The bill would even the playing field for those retirees, some of whom already receive an exemption under the so-called “Bailey Amendment,” a North Carolina Supreme Court decision to exempt state taxes for government employees who served at least five years before 1989. This is the latest effort to equalize the exemption.
“I think we have the 'haves' and the 'have nots,'” said Col. Jeri Graham, USA (Ret), who serves on MOAA's board of directors. “It's a fairness thing. We have a lot of people in North Carolina that were able to get that benefit. Now we have all the new people that are retiring from all those federal, state, and local jobs that don't have that benefit. We're trying to equalize that benefit for everyone.”
[RELATED: MOAA's Military State Tax Report Card (link for Premium/Life Members)]
The Equal Tax Treatment of Government Retirees bill is backed by the several groups working as a coalition called The 4th Branch. The coalition was formed in 1995 and earned nonprofit status in 2000.
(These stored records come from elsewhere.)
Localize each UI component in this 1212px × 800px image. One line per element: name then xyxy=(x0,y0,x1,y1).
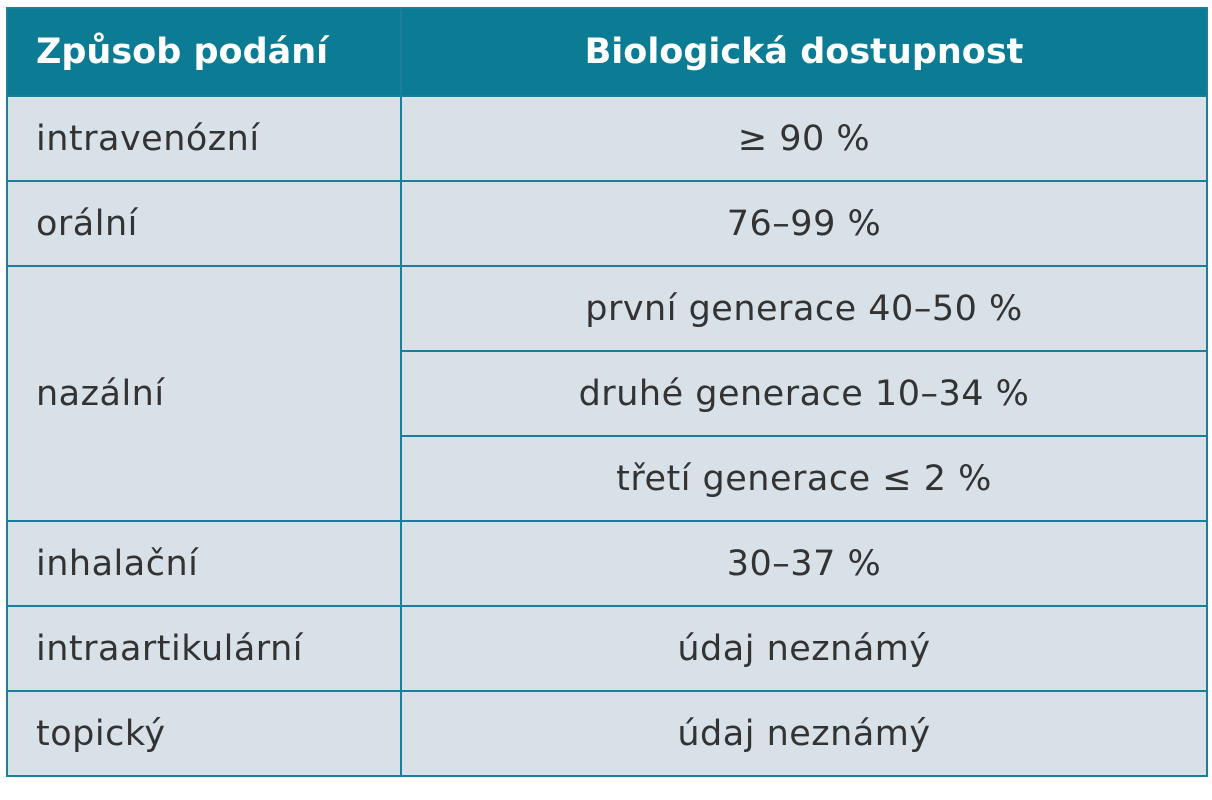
bioavailability-table: Způsob podání Biologická dostupnost intr… xyxy=(6,7,1208,777)
bioavailability-cell: ≥ 90 % xyxy=(400,95,1208,182)
bioavailability-cell: 76–99 % xyxy=(400,180,1208,267)
route-cell: nazální xyxy=(6,265,402,522)
table-row: inhalační 30–37 % xyxy=(6,520,1208,607)
column-header-route: Způsob podání xyxy=(6,7,402,97)
bioavailability-cell: údaj neznámý xyxy=(400,605,1208,692)
bioavailability-cell: třetí generace ≤ 2 % xyxy=(400,435,1208,522)
table-row: nazální první generace 40–50 % xyxy=(6,265,1208,522)
route-cell: topický xyxy=(6,690,402,777)
bioavailability-cell: 30–37 % xyxy=(400,520,1208,607)
table-row: třetí generace ≤ 2 % xyxy=(7,435,1208,522)
table-row: intraartikulární údaj neznámý xyxy=(6,605,1208,692)
table-row: topický údaj neznámý xyxy=(6,690,1208,777)
table-header-row: Způsob podání Biologická dostupnost xyxy=(6,7,1208,97)
bioavailability-cell: první generace 40–50 % xyxy=(400,265,1208,352)
table-row: intravenózní ≥ 90 % xyxy=(6,95,1208,182)
bioavailability-cell: údaj neznámý xyxy=(400,690,1208,777)
route-cell: intraartikulární xyxy=(6,605,402,692)
table-row: orální 76–99 % xyxy=(6,180,1208,267)
route-cell: orální xyxy=(6,180,402,267)
route-cell: inhalační xyxy=(6,520,402,607)
bioavailability-cell: druhé generace 10–34 % xyxy=(400,350,1208,437)
route-cell: intravenózní xyxy=(6,95,402,182)
table-row: druhé generace 10–34 % xyxy=(7,350,1208,437)
column-header-bioavailability: Biologická dostupnost xyxy=(400,7,1208,97)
The bill is expected to be introduced during the state's next legislative session. Meanwhile, Graham is calling on all government retirees in North Carolina, as well as current military and federal employees, to sign a petition in support of the bill and to contact their state legislators and ask for their support.
“It's been a challenge,” Graham said. “We are pushing this every year because we believe it's the right thing to do.”
North Carolina touts its status as a military-friendly state, with presence of active duty troops across all branches. This bill, Graham said, could bolster that reputation.
The bill could entice servicemembers who serve at installations in North Carolina to stay after leaving service and could attract veterans from other states that don't offer a tax break. According to research funded by The 4th Branch, retirees bring about $2.50 into state economy for every $1 they are exempt from paying on in state taxes.
“People are making choices,” Graham said. “We love our military in this state and we want to keep them in this state and we want to attract them to live in this state. They are great citizens. People have choices, and part of what they consider is the financial benefit of moving to this state versus that state.”